Pioneers of the UIS Prairie

The first freshmen gather to honor their mentor

About 100 people who helped to transform University of Illinois Springfield into a four-year university held their first reunion Feb. 24, at a breakfast on the campus.

That visible display of support for UIS was a testimony to the impact felt by those first freshmen classes starting in the fall 2001, with many of them becoming the first to graduate from the Capital Scholars Honors Program a few years later. They call themselves "Cappies" and returned to campus from many places in Illinois and from widespread locations including California, Washington, D.C., and even New Zealand, where alum Ryan Morrison has settled.

click to enlarge Pioneers of the UIS Prairie
PHOTO COURTESY UIS
UIS alumnus Kyle Simpson, left, moderates a panel discussion with the past and current directors of the Capital Scholars Honors Program, Karen Moranski and Marc Klingshirn, during a reunion breakfast Feb. 24.

The hook that attracted them was that the architect of the Capital Scholars program, Karen Moranski, was honored the night before with the University of Illinois' Distinguished Service Award. Before the Cap Scholars program was launched, UIS and its predecessor, Sangamon State University, was an upper-division school that admitted only juniors, seniors and graduate students. UIS became part of the U of I system in 1995.

When the alumni learned of Moranski's award last fall, they organized a reunion as a show of support to a popular mentor and administrator and as an opportunity to see old friends again.

Moranski recalled during a panel discussion at the breakfast that getting the Cap Scholars program approved became politically dicey with the Illinois Board of Higher Education because other regional public universities considered the admission of freshmen at UIS a threat, as competition. Cap Scholars was eventually approved in 1999 with the requirement that it have limited enrollment. The first cohort in 2001 had 113 students, but that honors-only provision was relaxed a few years later when UIS got approval to admit other freshmen in addition to those in the honors program.

The honors program was innovative with team-teaching by up to five faculty members from different academic disciplines and a strong emphasis on the liberal arts.

Moranski fondly recalled the foundational courses nicknamed "Questions Courses" because they have such titles as "Who Am I?" and "What is Power?" While the course titles remain in the curriculum, the content fluctuates because different faculty with different perspectives teach them, and the times change, too, said the current Cap Scholars director, Marc Klingshirn. He observed that such questions for students remain pertinent in a world threatened by events in the Middle East and other places.

One of the lessons of UIS being a place for a full university experience was evident at my breakfast table, which included five of the original Capital Scholars. All still live in Illinois but none in Springfield. They still feel a bond with each other as "pioneers on the Prairie" and that drew them to the reunion.

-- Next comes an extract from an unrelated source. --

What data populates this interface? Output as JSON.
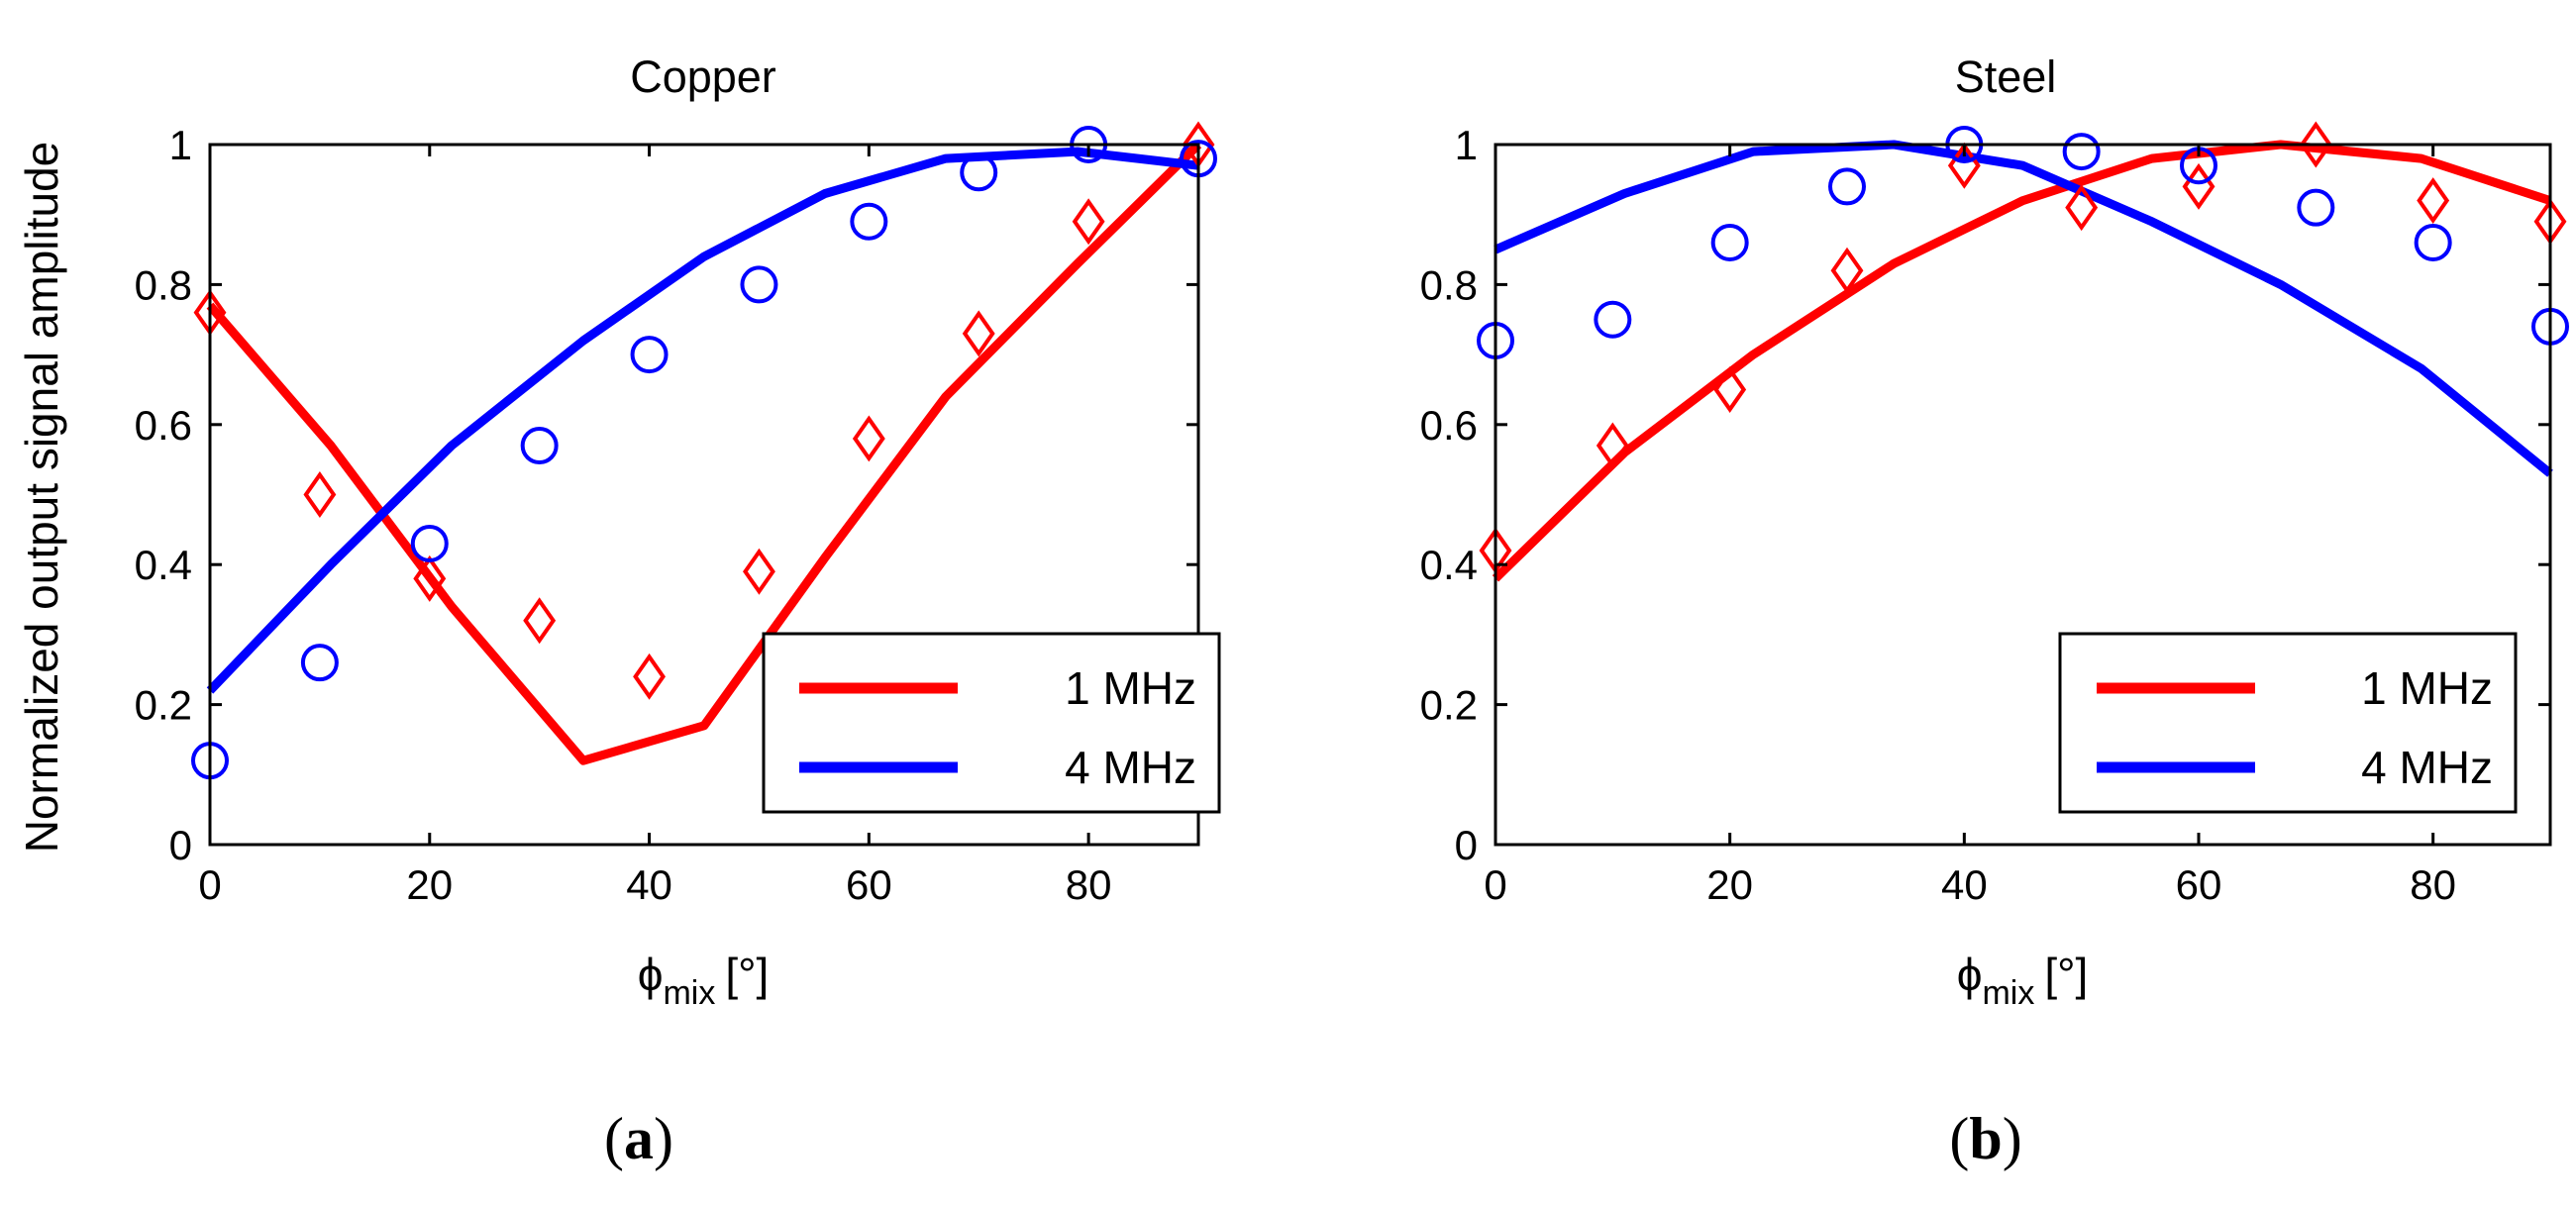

They have the same fondness for the campus and for Springfield that many people have of their undergraduate alma maters. Their social media accounts over the weekend beamed with favorable comments about being together, partaking of horseshoes at local restaurants and beverages at Floyd's and other places.

"My heart is full and my singular ab is sore from laughter after three days celebrating the #moranskieffect with #capitalscholars," Morrison from New Zealand posted, adding it was "a reminder of the people who helped shape us into #whoweare (a question many are still answering) ... from #campusantics to #adulting it was so easy to pick up where we left off. Special shout out @krmoranski for being the guiding star in our UIS constellation of Prairie Stars."

After spending 21 years at UIS, Moranski left in 2016 for Sonoma State University in California, where she is now provost and vice president for academic affairs.

Ed Wojcicki of Springfield is a retired UIS

administrator and journalist and now freelances.